Thursday, November 15, 2007
Peaches For Fried Pies
2 gallons with peeling on
2 c. white vinegar
8 c. sugar
DIRECTIONS:
Cook down low, put in jars and seal or freeze.
A Lazy Peach Pie
INGREDIENTS:
1 stick butter
1 c. sugar
1 c. flour
1 c. sweet milk
1 tsp. baking powder
DIRECTIONS:
Melt butter in bottom of 8″x8″ pan or baking dish. Mix all ingredients together and pour into bottom of baking dish over melted butter. Add No. 2 1/2 size can fruit, sweetened to taste. Place in 375 degree oven until brown. Crust will rise to top as it cooks, about 30 minutes.
Apple Pie And Peach Pie Filling
10 c. water
4 1/2 c. sugar
1 c. cornstarch
1 tsp. salt
1 tsp. nutmeg
2 tsp. cinnamon
3 tbsp. lemon juice
DIRECTIONS:
Cook until clear. Divide in 5 quart cans and fill with fruit, mixing with filling as you go. Pressure cans 10 minutes at 5 pounds or 20 minutes in hot water bath. You can cut down on spices to suit yourself.
Crustless Peach Pie
INGREDIENTS:
1 c. sugar
1 c. flour
1/2 c. butter
1/4 tsp. salt
1 tsp. baking powder
DIRECTIONS:
Use your fingers to mix all this then place fruit in a size pan to make a good size cobbler. Then place all of the combined mixtures on top. Sprinkle with 1/4 teaspoon cinnamon on top. Bake at 350 degrees for 25 to 30 minutes.
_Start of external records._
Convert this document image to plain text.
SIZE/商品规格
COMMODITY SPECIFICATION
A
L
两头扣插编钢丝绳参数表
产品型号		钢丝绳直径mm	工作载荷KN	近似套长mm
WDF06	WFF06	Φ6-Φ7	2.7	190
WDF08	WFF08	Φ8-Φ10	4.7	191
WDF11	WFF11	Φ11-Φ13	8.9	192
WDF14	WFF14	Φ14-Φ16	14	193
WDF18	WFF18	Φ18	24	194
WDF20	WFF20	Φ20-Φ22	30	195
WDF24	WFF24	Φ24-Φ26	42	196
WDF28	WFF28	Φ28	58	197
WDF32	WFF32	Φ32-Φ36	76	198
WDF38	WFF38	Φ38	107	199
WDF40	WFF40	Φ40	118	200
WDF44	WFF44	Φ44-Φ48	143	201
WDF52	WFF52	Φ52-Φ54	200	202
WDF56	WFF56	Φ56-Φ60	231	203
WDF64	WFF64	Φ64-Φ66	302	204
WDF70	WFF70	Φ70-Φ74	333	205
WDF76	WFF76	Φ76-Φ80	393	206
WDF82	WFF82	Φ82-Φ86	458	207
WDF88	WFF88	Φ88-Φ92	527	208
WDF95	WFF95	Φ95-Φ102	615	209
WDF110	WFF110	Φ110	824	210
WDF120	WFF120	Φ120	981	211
Double Crust For Gold Peach Pie
2 c. flour
1 tsp. salt
3/4 c. shortening
5 tbsp. cold water
DIRECTIONS:
Combine flour and salt in bowl. Cut in shortening until all flour is blended to form chunks. Sprinkle water 1 tablespoon at a time. Toss with fork until dough forms a ball. Divide dough into halves. Roll each crust separated.
Sunday, November 11, 2007
French Lemon Pie
1 c. sugar
1/2 c. white Karo
4 eggs
3 tbsp. butter, melted
Juice & rind (grated) of 1 1/2 lemons
3 tbsp. flour
DIRECTIONS:
Beat all ingredients together in mixing bowl. Pour into unbaked crust and bake until firm at 350 degrees for 45 minutes.
French Pastry Pie Crust
INGREDIENTS:
3 c. flour
1 1/3 c. shortening
1 tsp. salt
1 egg
1 tsp. vinegar
8 tbsp. water
DIRECTIONS:
Blend flour, shortening and salt until size of peas. Beat together egg, vinegar and water. Mix liquid to dry ingredients with fork until all moist and will stick.
French Silk Pie
1 c. sugar
3 sqs. (3 oz.) unsweetened chocolate, melted & cooled
1 1/2 tsp. vanilla
1 (9 inch) baked pastry shell
Chocolate curls (optional)
3/4 c. butter
3 eggs
Unsweetened whipped cream (optional)
DIRECTIONS:
In a small mixer bowl, cream sugar and butter about 4 minutes or until fluffy. Stir in cooled chocolate and vanilla. Add eggs, one at a time, beating on medium speed after each addition and scraping sides of bowl constantly. Turn into baked pastry shell. Chill several hours or until set. Garnish with whipped cream and chocolate curls, if desired. Cover and chill. Makes 10 servings.
French Coconut Pie
1 1/4 c. sugar
6 tbsp. butter
1/4 c. buttermilk
3 eggs, slightly beaten
1 3/4 c. coconut
1 tsp. vanilla
1 pastry shell (9 inch), unbaked
DIRECTIONS:
Cream sugar and butter; stir in buttermilk and eggs. Add coconut and vanilla. Pour into unbaked pastry shell. Preheat gas oven to 375 degrees. Bake 10 minutes. Lower to 300 degrees and bake 35 minutes or until done.
Substitute: In place of buttermilk, use 1/4 cup sour cream or 1/4 cup milk plus 1/2 tsp. lemon juice.
French Silk Chocolate Pie
INGREDIENTS:
1 stick butter, softened at room temperature
3/4 c. sugar
2 eggs
1 1/2 tsp. vanilla
1 Hershey bar
1 square Baker’s unsweetened chocolate
DIRECTIONS:
Cream soft butter with sugar. Add eggs, one at a time, beat with mixer. Add vanilla and be sure to mix well. Add melted chocolate to mixture and beat well. Put in refrigerator and let chill 2 hours. Top with Cool Whip and crushed Heath bars.